In order to restore only parts of an archive, single files, and/or folders, it is possible to pass the corresponding glob match patterns as additional parameters or to use the patterns stored in a file:

# pxar extract etc.pxar /restore/target/etc --pattern '**/*.conf'

The above example restores all .conf files encountered in any of the sub-folders in the archive etc.pxar to the target /restore/target/etc. A path to the file containing match patterns can be specified using the --files-from parameter.
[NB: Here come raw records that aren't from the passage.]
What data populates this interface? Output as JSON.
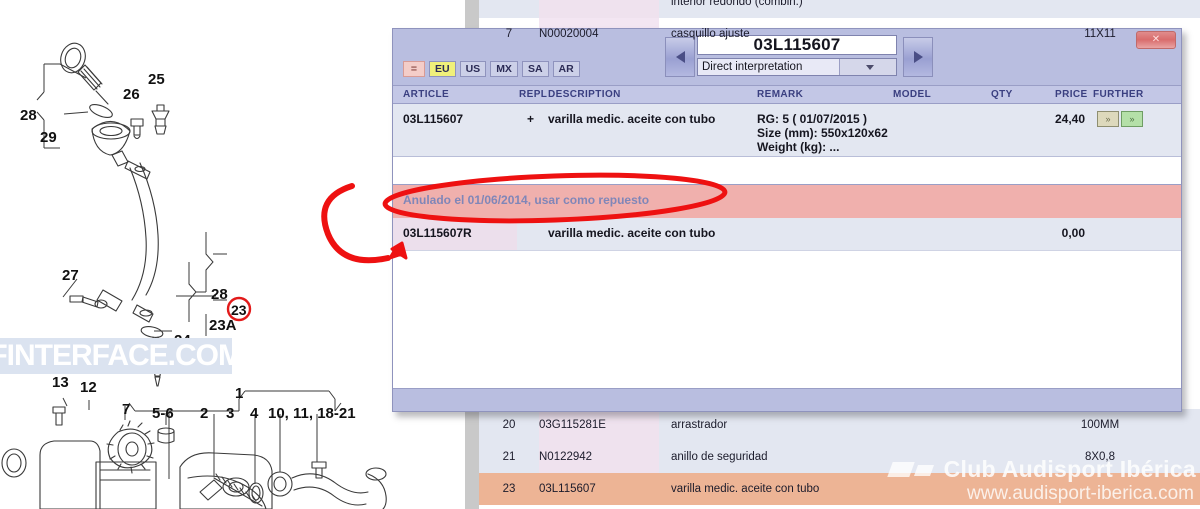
{
  "dialog": {
    "article_number": "03L115607",
    "interpretation": "Direct interpretation",
    "close_label": "✕",
    "nav_prev": "◀",
    "nav_next": "▶",
    "regions": [
      {
        "label": "=",
        "state": "equals"
      },
      {
        "label": "EU",
        "state": "selected"
      },
      {
        "label": "US",
        "state": "normal"
      },
      {
        "label": "MX",
        "state": "normal"
      },
      {
        "label": "SA",
        "state": "normal"
      },
      {
        "label": "AR",
        "state": "normal"
      }
    ],
    "columns": {
      "article": "ARTICLE",
      "repl": "REPL",
      "description": "DESCRIPTION",
      "remark": "REMARK",
      "model": "MODEL",
      "qty": "QTY",
      "price": "PRICE",
      "further": "FURTHER"
    },
    "main_row": {
      "article": "03L115607",
      "repl": "+",
      "description": "varilla medic. aceite con tubo",
      "remark_line1": "RG: 5 ( 01/07/2015 )",
      "remark_line2": "Size (mm): 550x120x62",
      "remark_line3": "Weight (kg): ...",
      "model": "",
      "qty": "",
      "price": "24,40",
      "further_btn1": "»",
      "further_btn2": "»"
    },
    "notice_row": {
      "text": "Anulado el 01/06/2014, usar como repuesto"
    },
    "replacement_row": {
      "article": "03L115607R",
      "repl": "",
      "description": "varilla medic. aceite con tubo",
      "price": "0,00"
    }
  },
  "background_table": {
    "rows": [
      {
        "pos": "",
        "article": "",
        "description": "interior redondo (combin.)",
        "remark": "",
        "style": "alt"
      },
      {
        "pos": "7",
        "article": "N00020004",
        "description": "casquillo ajuste",
        "remark": "11X11",
        "style": "white"
      },
      {
        "pos": "20",
        "article": "03G115281E",
        "description": "arrastrador",
        "remark": "100MM",
        "style": "alt"
      },
      {
        "pos": "21",
        "article": "N0122942",
        "description": "anillo de seguridad",
        "remark": "8X0,8",
        "style": "alt"
      },
      {
        "pos": "23",
        "article": "03L115607",
        "description": "varilla medic. aceite con tubo",
        "remark": "",
        "style": "hl"
      }
    ]
  },
  "watermarks": {
    "diagram": "IFINTERFACE.COM",
    "brand": "Club Audisport Ibérica",
    "url": "www.audisport-iberica.com"
  },
  "diagram": {
    "callouts": [
      "28",
      "29",
      "26",
      "25",
      "27",
      "28",
      "23A",
      "23",
      "24",
      "13",
      "12",
      "7",
      "1",
      "5-6",
      "2",
      "3",
      "4",
      "10, 11, 18-21"
    ]
  }
}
List the Contents of an Archive

To display the files and directories contained in an archive archive.pxar, run the following command:

# pxar list archive.pxar

This displays the full path of each file or directory with respect to the archive's root.

Mounting an Archive

pxar allows you to mount and inspect the contents of an archive via FUSE. In order to mount an archive named archive.pxar to the mount point /mnt, run the command:

# pxar mount archive.pxar /mnt

Once the archive is mounted, you can access its content under the given mount point.

# cd /mnt
# ls
bin   dev  home  lib32  libx32      media  opt   root  sbin  sys  usr
boot  etc  lib   lib64  lost+found  mnt    proc  run   srv   tmp  var

proxmox-file-restore

Command-line tool for restoring files and directories from Proxmox Backup archives. In contrast to proxmox-backup-client, this supports both container/host and VM backups.

proxmox-backup-debug

Implements debugging functionality to inspect Proxmox Backup datastore files, verify the integrity of chunks.

The 'diff' subcommand allows comparing .pxar archives for two arbitrary snapshots. A list of added/modified/deleted files will be displayed.

Also contains an 'api' subcommand where arbitrary api paths can be called (get/create/set/delete) as well as display their parameters (usage) and their child-links (ls).

By default, it connects to the proxmox-backup-proxy on localhost via https, but by setting the environment variable PROXMOX_DEBUG_API_CODE to 1 the tool directly calls the corresponding code.

Warning

Using PROXMOX_DEBUG_API_CODE can be dangerous and is only intended for debugging purposes. It is not intended for use on a production system.